Free meals to help keep 240,000 children in Guinea’s schools
Education in emergencies
Students in Guinea get a hot meal from the World Food Programme
Providing a daily school meal is one way of ensuring that children attend classes in poverty-stricken areas.
That’s why the United Nations World Food Programme has increased its schools meals to 240,000 students in Guinea.
As schools reopened in the West African country this week, the WFP initiative was expanded from 735 to 1605 primary schools.
WFP Country Director Elisabeth Faure said: “When a nutritious hot meal is available at school, attendance rates increase significantly. School meals provide food security for children, keeping them in school and enabling them to concentrate on their studies.”
All schools in Guinea were closed for several months due to the Ebola outbreak last year. When students started to return to classrooms in January, WFP played a role in encouraging families to send their children to school by scaling up the number of school canteens.
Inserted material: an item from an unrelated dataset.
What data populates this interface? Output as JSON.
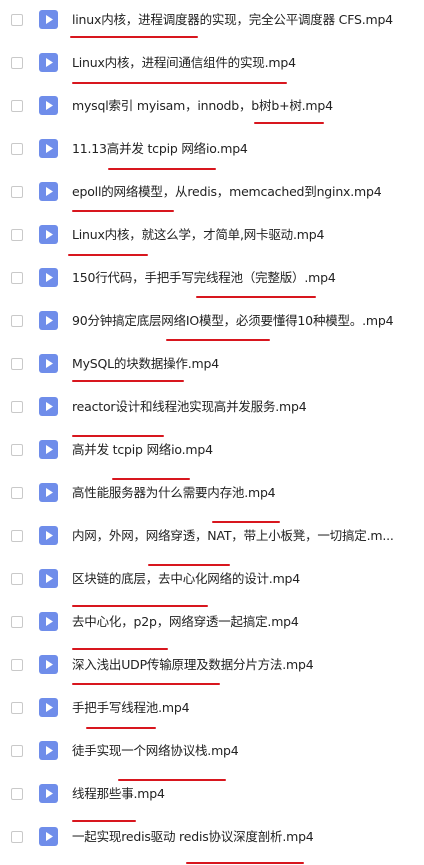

Do the math: 240,000+ kids will receive school meals in #Guinea. That’s a lot of happy faces https://t.co/WKPCUZ8w30 pic.twitter.com/a36F58Oy1s
— World Food Programme (@WFP) November 10, 2015
Working with the country’s education ministry and partners, it is providing hot meals in the poorest regions where malnutrition rates are high. Guinea has 1.9 million people who do not have enough food to lead healthy lives.
More than 17% of Guinea’s primary-age population are not at school – three-quarters of them girls. So WFP is providing take-home rations to girls who attend school regularly.
Ms Faure said: “WFP’s take-home rations encourage parents to send their daughters to school. When girls are educated, they are more likely to have fewer and healthier children, breaking the cycle of hunger and malnutrition.”